Tuesday, October 2, 2012

Education is the lighting of a fire...

In bed sick and I'm reading Joel Bakan's Childhood Under Siege where he sums up the rationale behind the New Zealand National Governments eduction reforms:

"Education is bigger than defense."

Yep it's a goldmine. Public money generating private profit. And that's why, despite shitloads of international evidence that shows that applying a neoliberal business model to education spectacularly fails students and society, we are facing a massive shift in how we view and deliver education here in Aotearoa.

John Key and his cohort of ideological fools just keep on pushing despite this evidence because big business owns them, controls them, and doesn't really give a fuck what you or the experts think.

So a big welcome to public-private schools to be set up in poor areas by corporations. Hello to standardised testing regimes that narrow the focus of education to suit the needs of capitalism (and yeah, fuck art).
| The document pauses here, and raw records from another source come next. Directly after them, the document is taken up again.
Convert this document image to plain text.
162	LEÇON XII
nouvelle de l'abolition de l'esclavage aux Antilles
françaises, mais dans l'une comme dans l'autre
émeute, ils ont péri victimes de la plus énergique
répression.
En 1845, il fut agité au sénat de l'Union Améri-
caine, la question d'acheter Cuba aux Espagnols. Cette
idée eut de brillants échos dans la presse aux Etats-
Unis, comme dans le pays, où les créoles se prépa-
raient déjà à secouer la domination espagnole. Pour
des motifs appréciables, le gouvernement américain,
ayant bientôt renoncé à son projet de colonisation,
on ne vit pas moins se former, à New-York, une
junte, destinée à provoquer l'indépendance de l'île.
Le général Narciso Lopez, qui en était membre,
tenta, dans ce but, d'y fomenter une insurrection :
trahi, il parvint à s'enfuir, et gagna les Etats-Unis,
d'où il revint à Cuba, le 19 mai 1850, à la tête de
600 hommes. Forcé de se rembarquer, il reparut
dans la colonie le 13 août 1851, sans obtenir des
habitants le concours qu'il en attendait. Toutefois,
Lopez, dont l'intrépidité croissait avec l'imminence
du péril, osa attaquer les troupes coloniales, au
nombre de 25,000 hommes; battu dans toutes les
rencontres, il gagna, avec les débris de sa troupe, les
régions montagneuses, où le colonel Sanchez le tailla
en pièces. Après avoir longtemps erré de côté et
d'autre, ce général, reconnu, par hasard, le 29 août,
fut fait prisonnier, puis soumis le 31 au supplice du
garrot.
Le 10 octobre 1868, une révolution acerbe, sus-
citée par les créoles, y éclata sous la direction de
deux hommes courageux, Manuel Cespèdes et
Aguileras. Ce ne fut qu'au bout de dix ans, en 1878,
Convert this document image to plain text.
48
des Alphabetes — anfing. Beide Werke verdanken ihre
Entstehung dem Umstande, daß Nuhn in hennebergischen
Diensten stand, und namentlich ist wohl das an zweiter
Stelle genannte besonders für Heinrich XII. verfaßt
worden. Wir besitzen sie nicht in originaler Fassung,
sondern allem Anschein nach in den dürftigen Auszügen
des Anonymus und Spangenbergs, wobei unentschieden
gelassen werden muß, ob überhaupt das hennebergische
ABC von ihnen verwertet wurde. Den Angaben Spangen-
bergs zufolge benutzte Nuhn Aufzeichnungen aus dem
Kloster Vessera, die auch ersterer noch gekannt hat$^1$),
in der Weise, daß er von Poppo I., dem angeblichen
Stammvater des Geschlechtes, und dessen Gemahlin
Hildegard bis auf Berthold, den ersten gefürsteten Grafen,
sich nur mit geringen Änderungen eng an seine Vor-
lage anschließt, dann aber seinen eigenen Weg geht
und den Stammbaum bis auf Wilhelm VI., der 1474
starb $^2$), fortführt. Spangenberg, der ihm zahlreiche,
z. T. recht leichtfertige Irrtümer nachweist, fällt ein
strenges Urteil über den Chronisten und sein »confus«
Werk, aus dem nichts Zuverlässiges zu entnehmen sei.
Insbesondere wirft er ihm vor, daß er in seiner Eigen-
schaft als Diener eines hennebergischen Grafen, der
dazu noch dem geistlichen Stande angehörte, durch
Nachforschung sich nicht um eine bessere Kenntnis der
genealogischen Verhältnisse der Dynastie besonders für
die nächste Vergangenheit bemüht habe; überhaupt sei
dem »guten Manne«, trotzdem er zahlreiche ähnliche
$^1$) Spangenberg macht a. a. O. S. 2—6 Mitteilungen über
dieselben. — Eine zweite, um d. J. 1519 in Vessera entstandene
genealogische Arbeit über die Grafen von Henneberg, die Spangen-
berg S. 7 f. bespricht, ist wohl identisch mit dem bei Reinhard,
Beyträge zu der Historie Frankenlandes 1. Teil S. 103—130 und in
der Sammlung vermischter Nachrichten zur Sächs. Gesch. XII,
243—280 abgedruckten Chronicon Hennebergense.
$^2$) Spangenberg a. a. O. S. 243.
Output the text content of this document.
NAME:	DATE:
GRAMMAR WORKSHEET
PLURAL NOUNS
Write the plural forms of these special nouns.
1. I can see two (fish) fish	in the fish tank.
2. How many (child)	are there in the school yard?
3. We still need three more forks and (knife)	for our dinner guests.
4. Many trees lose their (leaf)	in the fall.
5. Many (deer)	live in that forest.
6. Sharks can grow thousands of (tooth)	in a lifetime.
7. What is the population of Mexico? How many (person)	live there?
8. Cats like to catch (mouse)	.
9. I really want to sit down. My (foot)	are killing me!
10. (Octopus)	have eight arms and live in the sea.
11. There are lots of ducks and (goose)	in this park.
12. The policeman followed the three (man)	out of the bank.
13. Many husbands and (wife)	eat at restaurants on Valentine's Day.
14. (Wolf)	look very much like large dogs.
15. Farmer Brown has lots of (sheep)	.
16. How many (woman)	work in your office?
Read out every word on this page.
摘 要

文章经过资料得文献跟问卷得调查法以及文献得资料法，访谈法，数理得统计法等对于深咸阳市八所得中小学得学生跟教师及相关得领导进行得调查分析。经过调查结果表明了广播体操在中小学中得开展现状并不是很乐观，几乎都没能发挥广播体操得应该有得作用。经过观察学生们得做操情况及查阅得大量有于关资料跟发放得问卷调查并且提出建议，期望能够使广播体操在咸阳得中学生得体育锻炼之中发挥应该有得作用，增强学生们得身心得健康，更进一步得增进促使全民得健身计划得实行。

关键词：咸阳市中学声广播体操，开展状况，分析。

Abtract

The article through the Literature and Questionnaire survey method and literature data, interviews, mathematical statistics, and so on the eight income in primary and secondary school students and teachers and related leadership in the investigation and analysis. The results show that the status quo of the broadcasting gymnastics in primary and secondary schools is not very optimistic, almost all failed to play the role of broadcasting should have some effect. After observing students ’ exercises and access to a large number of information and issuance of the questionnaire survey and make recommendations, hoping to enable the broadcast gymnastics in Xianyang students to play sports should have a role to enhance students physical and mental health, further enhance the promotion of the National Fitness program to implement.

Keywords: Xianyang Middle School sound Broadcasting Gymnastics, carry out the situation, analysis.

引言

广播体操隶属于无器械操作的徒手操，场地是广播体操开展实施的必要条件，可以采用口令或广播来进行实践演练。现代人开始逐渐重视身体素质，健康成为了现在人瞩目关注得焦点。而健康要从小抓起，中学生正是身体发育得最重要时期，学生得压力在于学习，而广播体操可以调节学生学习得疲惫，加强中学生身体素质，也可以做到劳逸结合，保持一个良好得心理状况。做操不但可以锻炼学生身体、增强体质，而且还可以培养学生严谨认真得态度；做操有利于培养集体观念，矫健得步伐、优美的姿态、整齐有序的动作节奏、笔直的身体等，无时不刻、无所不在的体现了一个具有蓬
A round of applause for teacher performance pay, fast-track teacher training (now anyone with a degree can teach in matter of weeks), increased classroom sizes, and media witch-hunts that paint teachers as the problem.

We can safely call this a clusterfuck with immense consequences. Of course we all know what the real problems are. As (the very much aligned) Ivan Snook has shown, educational achievement is directly linked to ones socio-economic status. Poor people fail a school system designed to stratifying workers - it reproduces class, it entrenches poverty - they are meant to fail as capitalism requires a desperate underclass happy to sell their labour for minimum wage. But inequality in New Zealand has blown out of control. There are a lot of hungry kids in our schools and they're not learning anything.

In early childhood changes are also happening. Deregulation in the 90's saw the private sector explode to the point where we now have too many centres in wealthy areas, not enough in poorer communities, massive fee increases to counter government cuts, and no jobs.

To top off all this uncertainty in the sector the Government has announced that ECE will be compulsory for the children of beneficiaries.

Hmm, my centre charges $400 per week and there are no vacancies. So these kids will be going where? New corporate centres with guaranteed income of course! And we love ABC, Kidicorp, Kindercare etc with their minimum standards and homogenised environments.

Education is about lighting a fire, it's about the re-birthing of democracy, critical thinking and action. Now's the time folks. They can only do this if we let them.